Keep it up, and you might only do Proactiv and Vaseline intensive Care Commercials
Kanye West:
Put on a goddamn shirt. And get rid of whomever is dressing you for awards shows. Apparently you have been shopping for your awards shows in the wardrobe of Darryl Stephens episodes of "Noah's Arc." And I don't wanna see your chest. Negro I can see your ribcage. and you have 13 hairs on your chest. Just...uh uh...
Keep Doing that, There will be Gay rumors, and Being Black, Gay and Famous is uncharted territory, ask Tevin Campbell.
Brandy:
Umm...We know you got your own line of hair to sell. But do it the dignified way that Diahann Carroll does. In the end pages of Jet and Ebony. Not on NBC. And, less is more, and did you take Dionne Warwick's teeth, one by one, and put them in your mouth? Please don't smile on your next CD cover. The Children will be afraid, very afraid.

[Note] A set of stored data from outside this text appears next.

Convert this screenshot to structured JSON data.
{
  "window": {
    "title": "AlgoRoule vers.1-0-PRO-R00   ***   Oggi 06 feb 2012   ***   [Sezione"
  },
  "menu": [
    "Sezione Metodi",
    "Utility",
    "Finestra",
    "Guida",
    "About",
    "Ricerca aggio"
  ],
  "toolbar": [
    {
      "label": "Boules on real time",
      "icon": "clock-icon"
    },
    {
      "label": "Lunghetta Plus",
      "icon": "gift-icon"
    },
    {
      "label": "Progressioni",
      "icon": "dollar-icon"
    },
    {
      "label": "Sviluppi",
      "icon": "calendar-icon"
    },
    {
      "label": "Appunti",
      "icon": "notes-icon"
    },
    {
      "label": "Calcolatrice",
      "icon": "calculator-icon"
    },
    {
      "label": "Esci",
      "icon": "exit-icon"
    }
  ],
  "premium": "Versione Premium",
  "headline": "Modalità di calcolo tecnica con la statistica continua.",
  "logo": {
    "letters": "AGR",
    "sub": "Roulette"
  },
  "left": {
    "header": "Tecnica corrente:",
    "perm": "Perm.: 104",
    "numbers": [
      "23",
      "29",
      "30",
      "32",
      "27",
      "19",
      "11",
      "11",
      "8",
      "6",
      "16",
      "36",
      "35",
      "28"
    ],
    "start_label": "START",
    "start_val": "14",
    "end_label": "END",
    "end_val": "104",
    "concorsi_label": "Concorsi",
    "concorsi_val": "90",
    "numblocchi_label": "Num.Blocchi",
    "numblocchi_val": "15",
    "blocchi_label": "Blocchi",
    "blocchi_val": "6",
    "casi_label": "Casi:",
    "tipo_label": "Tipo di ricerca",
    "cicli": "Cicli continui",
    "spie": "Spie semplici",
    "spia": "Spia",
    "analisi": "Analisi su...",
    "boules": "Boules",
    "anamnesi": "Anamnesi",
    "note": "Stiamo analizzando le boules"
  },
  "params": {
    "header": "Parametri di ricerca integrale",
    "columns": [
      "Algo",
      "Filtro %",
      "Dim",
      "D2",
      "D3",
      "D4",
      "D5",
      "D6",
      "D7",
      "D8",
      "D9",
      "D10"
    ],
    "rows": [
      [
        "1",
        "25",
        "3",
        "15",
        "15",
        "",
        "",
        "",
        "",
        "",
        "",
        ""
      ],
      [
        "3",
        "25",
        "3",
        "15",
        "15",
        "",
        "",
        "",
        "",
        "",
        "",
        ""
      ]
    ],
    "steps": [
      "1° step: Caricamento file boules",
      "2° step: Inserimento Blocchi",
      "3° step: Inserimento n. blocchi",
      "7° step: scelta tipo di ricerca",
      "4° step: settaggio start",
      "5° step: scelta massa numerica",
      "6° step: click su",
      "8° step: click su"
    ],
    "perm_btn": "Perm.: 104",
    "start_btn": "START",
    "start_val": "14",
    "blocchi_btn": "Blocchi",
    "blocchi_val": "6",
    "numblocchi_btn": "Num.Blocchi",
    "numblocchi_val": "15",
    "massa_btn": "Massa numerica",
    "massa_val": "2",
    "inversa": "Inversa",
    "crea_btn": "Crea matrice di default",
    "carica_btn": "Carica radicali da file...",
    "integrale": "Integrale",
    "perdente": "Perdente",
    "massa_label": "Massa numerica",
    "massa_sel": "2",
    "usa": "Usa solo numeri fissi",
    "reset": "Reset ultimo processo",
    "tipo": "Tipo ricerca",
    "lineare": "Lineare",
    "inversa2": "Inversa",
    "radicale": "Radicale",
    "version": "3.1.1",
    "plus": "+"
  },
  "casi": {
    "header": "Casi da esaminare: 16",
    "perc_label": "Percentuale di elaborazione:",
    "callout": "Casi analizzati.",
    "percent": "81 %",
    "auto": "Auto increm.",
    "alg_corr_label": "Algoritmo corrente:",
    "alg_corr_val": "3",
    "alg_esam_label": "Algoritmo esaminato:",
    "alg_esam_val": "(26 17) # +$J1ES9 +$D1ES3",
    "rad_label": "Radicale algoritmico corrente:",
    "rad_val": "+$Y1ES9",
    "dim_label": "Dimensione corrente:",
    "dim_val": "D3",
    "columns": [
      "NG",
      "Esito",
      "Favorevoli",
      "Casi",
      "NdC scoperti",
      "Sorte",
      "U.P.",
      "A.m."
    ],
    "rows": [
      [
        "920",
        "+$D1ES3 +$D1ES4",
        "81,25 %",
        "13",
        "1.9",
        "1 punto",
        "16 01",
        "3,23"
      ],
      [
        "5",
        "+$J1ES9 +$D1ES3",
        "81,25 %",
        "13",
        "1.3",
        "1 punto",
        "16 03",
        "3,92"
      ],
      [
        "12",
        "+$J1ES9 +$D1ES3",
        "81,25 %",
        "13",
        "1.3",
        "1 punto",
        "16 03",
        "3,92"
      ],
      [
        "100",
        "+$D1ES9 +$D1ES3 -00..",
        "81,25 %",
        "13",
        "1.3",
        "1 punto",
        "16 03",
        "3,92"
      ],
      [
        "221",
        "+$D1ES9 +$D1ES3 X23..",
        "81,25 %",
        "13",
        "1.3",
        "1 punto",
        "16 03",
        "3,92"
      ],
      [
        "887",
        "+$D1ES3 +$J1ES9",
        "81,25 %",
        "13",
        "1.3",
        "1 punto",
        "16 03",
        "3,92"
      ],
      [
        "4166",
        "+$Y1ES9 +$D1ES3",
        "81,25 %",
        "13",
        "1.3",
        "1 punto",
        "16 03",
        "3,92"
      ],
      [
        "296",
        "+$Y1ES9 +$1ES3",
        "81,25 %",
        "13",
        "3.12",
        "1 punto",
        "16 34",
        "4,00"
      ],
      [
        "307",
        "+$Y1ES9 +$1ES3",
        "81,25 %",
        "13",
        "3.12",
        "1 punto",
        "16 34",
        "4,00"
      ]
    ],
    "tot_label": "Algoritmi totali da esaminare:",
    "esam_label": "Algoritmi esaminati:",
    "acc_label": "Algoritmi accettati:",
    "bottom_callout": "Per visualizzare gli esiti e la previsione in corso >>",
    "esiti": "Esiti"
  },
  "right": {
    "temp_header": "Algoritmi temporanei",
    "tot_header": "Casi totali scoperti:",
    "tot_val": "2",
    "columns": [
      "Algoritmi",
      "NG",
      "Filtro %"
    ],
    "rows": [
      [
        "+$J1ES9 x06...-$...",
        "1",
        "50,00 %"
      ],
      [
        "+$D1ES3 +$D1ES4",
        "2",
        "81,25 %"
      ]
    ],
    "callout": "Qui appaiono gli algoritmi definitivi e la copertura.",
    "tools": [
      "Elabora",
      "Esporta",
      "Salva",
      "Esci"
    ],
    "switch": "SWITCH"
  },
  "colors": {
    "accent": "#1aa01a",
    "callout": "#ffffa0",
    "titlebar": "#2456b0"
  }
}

Keep doing that, and you drown in your own weave
Jimmy JJ. Walker:
Nobody will, ever, ever understand a famous Black republican. Get over it. I'm being kind, courteous and Generous by calling you famous. You suprise me, you slip into the back of consicousness, and I want an episode of "Good Times" and think, Jimmy JJ Walker, ain't he dead? Then I see you guest Starring on "Everybody Hates Chris" and I think, oh, he's still alive, and he does conservative talk radio. Not a good legacy if you ask me.
Keep doing that and your Obiturary will read "TV Has-Been Conservative Whack Job Jimmy JJ Walker died today."
Halle Berry:
Stop tracing Dorothy Dandridge's life so accurately that it's eerie. I swear you are on schedule to die soon after you turn 42. Let's just say active relationships with the opposite sex is not for you. And you should go away and work on yourself and your issues. And take any dresses you may have of her's to a Museum. You are not her, she is not you, and you are scaring me shitless, right down to the creepy white last boyfriend/husband that you never appear happy in photography with.
Keep it Up and you'll end up yet another tragic beauty
Martha Reeves:
You can't be Motown Legend, Detroit City Council Woman and "Strawberry Woman" in the Detroit production of Porgy & Bess all in one. Ronnie Spector just concentrates on singing. You, are 65 years old, you need to focus on just two of those, or should have focused on all three at different points in life. Motown legends are taking dirtnaps every 10 days it seems. I'd like to take my children to see you in concert one day. Also, don't you get a say in How "Dancing In The Streets" and "Heatwave" are bastardized in advertising. I've never danced in the streets after heading out of Macy's
Keep it up and your obituary will read "Jingle Lady Politician that was legendarily bitter towards Diana Ross"
Smokey Robinson:
You are 66 Years old. You should not have mini-dreads. It's strange. Maybe because I think trying to be sexually appealling at 66 is absurd for men. It's just really ridiculous tho. nothing is wrong with a fade. I don't mean go back to the Percy Sledge Jheri-Curl...but something in between those two extremes.